Ce matin, je feuillette le programme des concerts de Londres et tombe sur une date de Donny Osmond, du groupe The Osmonds. Or, il y a trente-huit ans, je lisais le magazine de Claude François, Podium, au bord de la piscine d’un cinq étoiles à Madrid et je vois passer devant moi l’homme qui figure en photographie dans mon magazine, Alan Osmond. Je me lève, le suis, compare : c’est bien lui! L’ayant rattrapé, je lui demande un autographe. Il feuillette le magazine, appelle ses frères, leur montre le cliché sur lequel ils figurent tous, signe, me remercie. Mais ce qui m’a le plus impressionné c’est ce qu’Alan a fait ensuite. Il a avalé un sandwich club de quatre étages avec des frites puis a plongé dans la piscine. Ce qu’on m’avait dit de ne jamais faire.
Credo
Gala répute aberrante ma position de croyance. De famille italienne, d’ascendance catholique, elle ne peut envisager d’acte de foi sans un Dieu, plus encore s’il est révélé. L’idée que la foi crée son objet lui semble absurde. Contre les formules traditionnelles, philosophique et religieuse, “credo deus esse” et “credo in deum”, j’adhère à celle-ci: “Credo. Ergo deus.”
En lisant la presse
Qu’y a‑t-il à sauver dans notre société? Quelques individus au profil modeste, inconnus du public, assis à bonne distance de la scène, qui se demandent depuis des années en se rongeant les sangs ce qu’il adviendra de nous, ce qu’on peut faire, ce qu’on peut encore sauver. Les débuts des grandes civilisations, discrets, toujours. A fortiori quand ils succèdent à une grande civilisation.
Ecole
Levé à 5h15, je donnais à manger aux enfants, les préparais, les fourrais dans la voiture et prenais la route pour Genève. Une heure de conduite.
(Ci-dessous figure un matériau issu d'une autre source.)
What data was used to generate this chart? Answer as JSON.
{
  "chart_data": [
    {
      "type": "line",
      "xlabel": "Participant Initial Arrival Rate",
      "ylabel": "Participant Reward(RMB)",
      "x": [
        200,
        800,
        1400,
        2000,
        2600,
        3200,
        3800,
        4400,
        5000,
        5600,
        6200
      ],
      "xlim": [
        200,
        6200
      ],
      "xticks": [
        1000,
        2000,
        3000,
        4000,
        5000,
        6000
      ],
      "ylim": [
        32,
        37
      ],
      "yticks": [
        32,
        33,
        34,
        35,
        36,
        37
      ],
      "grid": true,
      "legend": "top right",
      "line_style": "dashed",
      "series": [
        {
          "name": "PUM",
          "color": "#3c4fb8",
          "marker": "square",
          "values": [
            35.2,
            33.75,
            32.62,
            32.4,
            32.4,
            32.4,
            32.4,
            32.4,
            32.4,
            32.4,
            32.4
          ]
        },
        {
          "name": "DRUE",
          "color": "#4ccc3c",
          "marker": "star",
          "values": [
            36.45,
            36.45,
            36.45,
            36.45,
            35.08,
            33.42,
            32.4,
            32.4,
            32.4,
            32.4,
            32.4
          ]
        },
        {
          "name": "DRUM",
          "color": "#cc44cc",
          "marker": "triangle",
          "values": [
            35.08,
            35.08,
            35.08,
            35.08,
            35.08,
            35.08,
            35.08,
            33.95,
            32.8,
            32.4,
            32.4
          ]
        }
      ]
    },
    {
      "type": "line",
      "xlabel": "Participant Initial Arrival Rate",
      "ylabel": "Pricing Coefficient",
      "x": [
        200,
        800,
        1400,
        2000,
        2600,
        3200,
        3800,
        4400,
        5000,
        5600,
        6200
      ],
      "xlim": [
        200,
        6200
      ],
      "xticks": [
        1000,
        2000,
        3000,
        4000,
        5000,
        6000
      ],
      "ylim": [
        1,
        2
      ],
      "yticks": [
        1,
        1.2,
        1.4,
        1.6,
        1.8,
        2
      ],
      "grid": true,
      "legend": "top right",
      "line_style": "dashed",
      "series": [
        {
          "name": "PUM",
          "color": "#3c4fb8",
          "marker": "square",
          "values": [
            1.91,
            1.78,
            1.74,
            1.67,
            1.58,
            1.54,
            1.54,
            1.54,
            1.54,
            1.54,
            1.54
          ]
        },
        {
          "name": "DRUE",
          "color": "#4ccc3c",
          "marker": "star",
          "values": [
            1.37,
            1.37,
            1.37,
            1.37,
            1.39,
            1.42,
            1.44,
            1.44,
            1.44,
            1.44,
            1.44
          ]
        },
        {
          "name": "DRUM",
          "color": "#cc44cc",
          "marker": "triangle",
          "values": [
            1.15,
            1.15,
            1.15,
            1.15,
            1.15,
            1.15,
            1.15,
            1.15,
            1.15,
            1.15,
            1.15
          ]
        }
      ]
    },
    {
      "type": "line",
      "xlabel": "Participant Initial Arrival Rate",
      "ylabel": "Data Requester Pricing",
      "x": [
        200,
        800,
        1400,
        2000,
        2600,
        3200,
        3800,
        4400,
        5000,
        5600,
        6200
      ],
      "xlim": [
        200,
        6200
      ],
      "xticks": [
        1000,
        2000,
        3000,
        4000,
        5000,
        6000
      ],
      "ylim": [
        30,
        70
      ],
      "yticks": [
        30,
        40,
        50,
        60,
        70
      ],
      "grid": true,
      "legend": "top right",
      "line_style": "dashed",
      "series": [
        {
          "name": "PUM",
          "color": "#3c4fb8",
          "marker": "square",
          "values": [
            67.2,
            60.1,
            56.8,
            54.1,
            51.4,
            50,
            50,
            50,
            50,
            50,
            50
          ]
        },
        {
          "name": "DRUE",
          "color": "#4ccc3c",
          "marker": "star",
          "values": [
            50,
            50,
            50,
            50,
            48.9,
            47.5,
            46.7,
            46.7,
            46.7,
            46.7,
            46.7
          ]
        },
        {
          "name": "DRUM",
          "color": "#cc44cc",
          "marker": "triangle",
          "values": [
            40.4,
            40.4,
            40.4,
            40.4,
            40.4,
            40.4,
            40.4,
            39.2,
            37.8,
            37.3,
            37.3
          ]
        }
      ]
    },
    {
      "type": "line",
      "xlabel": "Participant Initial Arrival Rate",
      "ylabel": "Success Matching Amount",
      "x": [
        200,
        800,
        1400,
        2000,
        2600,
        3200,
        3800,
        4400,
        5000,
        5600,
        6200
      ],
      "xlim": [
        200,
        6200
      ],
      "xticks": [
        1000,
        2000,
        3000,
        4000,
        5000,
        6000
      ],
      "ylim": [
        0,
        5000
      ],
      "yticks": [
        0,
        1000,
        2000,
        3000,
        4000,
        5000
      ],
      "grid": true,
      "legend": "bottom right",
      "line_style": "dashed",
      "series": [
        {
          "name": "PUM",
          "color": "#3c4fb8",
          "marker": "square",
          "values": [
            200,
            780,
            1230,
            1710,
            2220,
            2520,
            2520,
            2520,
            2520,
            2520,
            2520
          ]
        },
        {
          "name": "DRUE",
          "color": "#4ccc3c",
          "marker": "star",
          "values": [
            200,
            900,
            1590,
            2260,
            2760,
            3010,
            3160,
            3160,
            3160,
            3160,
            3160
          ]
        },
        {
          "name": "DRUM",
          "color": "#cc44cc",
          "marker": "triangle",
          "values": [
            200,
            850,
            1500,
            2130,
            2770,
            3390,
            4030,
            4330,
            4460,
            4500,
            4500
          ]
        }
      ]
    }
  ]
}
L’hiver, il faisait encore nuit lorsque je les déposais avec leurs cartables devant l’école de Satigny. Cela me fendait le cœur. C’est toujours le cas. L’école est une torture. Ainsi la percevais-je enfant, ainsi l’ai-je perçue devenu père. Lorsque j’allais au collège Saint-Michel, à Fribourg, plus âgé qu’eux, à quatorze ans, je marchais quatre fois par jours les trois kilomètres qui mènent de Givisiez au centre-ville. Le parcours m’est resté en mémoire, le reste non; tout juste la forme de la classe et sa position dans le bâtiment de pierre grise au-dessus du vide. Qu’ai-je appris? Je cherche. Il me semble que tout ce que je sais, je l’ai acquis ensuite, à l’université — on dira qu’il a bien fallu y arriver, à l’université. Quoiqu’il en soit, fixer des enfants derrière un pupitre quinze années de suite ne ressemble en rien à une programme de vie.